Last updated: Mon, Jun 26, 2017
Three types of connective tissue are involved in joints; tendons, ligaments, and muscle fasciae.1 These three tissues are slightly different, but all use the proteins called collagens as their source of strength. Connective tissues have limited elasticity. For example, if ligaments are stretched by more than 4% of their length, they become semi-permanently stretched. In the best case, they may heal to their original length, but lose one-quarter to half of their strength. Stretched or inadequately strong ligaments cause their joint to be loose, leading to accelerated damage. This is the case when the ACL (anterior cruciate ligament) of the knee is torn, and may explain the frequent development of OA in such a knee. Connective tissue is subject to “repetitive microtrauma” if not sufficiently protected after an injury.
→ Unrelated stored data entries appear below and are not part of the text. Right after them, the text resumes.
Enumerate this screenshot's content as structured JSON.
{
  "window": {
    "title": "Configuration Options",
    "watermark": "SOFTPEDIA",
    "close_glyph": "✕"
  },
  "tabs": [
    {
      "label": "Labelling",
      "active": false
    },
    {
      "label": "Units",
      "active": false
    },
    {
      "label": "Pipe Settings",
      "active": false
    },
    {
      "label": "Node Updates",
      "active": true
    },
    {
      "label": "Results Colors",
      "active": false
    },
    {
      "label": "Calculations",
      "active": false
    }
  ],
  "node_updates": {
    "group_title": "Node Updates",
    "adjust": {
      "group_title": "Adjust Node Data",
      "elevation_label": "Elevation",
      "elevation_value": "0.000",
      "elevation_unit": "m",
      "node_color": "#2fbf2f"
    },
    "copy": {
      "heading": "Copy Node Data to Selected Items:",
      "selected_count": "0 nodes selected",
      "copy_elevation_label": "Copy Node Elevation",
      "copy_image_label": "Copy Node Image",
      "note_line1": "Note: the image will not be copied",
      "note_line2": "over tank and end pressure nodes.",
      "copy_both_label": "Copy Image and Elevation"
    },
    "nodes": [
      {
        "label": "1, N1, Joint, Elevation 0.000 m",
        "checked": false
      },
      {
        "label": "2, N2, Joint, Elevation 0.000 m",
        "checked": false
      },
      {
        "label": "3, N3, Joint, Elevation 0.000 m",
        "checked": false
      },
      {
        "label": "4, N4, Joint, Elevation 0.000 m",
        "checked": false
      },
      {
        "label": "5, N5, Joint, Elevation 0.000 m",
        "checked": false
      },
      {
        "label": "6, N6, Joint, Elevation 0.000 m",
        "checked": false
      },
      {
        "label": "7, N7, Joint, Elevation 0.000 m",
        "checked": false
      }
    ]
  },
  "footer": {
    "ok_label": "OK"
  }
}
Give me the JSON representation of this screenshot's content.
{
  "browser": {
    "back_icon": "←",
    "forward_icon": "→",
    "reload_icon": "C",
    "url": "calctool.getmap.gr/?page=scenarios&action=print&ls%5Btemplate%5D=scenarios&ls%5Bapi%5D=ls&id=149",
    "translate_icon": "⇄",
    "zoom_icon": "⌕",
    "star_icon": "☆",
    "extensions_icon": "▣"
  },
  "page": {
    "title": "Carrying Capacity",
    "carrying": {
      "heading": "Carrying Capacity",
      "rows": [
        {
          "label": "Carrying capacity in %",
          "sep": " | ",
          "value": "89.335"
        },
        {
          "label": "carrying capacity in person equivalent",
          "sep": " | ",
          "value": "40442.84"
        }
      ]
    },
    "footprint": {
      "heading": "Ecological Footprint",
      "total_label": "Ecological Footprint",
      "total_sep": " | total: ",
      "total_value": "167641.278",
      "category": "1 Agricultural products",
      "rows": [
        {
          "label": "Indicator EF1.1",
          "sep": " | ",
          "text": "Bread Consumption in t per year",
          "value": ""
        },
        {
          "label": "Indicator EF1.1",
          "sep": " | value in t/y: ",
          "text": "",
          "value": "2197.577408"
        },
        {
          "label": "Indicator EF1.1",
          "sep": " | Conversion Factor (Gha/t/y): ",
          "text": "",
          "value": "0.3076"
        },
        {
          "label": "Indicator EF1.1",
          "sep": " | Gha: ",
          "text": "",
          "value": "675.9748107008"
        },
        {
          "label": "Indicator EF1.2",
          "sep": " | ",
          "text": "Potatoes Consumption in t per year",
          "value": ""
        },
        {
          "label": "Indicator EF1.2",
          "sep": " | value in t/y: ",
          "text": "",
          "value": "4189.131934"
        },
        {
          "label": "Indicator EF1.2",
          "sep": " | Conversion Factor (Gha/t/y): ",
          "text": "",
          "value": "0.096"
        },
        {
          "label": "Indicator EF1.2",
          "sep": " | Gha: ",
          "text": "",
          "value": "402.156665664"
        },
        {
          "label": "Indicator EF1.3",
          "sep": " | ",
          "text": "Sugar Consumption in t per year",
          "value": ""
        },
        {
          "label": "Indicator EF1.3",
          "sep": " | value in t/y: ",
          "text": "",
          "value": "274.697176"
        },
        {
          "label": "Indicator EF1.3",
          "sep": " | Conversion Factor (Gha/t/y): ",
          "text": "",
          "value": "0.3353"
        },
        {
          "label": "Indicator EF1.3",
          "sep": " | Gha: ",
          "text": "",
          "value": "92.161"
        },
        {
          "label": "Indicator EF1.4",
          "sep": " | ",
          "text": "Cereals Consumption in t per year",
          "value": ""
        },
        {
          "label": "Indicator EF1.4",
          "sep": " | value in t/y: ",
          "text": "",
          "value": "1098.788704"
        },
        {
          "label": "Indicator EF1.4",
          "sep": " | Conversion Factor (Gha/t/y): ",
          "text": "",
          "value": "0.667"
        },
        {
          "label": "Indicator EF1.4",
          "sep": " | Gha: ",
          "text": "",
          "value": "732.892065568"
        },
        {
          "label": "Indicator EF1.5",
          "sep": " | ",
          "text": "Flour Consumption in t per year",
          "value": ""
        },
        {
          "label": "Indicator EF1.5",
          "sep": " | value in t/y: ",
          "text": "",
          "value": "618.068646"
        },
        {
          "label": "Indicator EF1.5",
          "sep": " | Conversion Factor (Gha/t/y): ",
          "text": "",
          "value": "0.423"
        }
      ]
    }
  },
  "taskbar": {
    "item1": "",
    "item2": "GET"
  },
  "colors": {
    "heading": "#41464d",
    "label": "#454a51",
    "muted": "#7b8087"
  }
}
Both blood vessels and nerves grow into damaged and degenerated connective tissue, increasing their potential to generate nociceptive input to the nervous system. Biopsies from these areas have shown that pro-inflammatory chemicals are released in these areas.
Tissues that contain collagen are damaged by non-steroidal inflammatory drugs (NSAIDs), application of steroids, inactivity, or loss of innervation. All of these are currently-recommended and currently-performed treatments for various painful conditions of joints and their surrounding tissues.
Neuropeptides that sensitize nociceptors have been found within facet joints of the back and in and around the ligamentous joint that connects the sacrum on each side with the pelvis.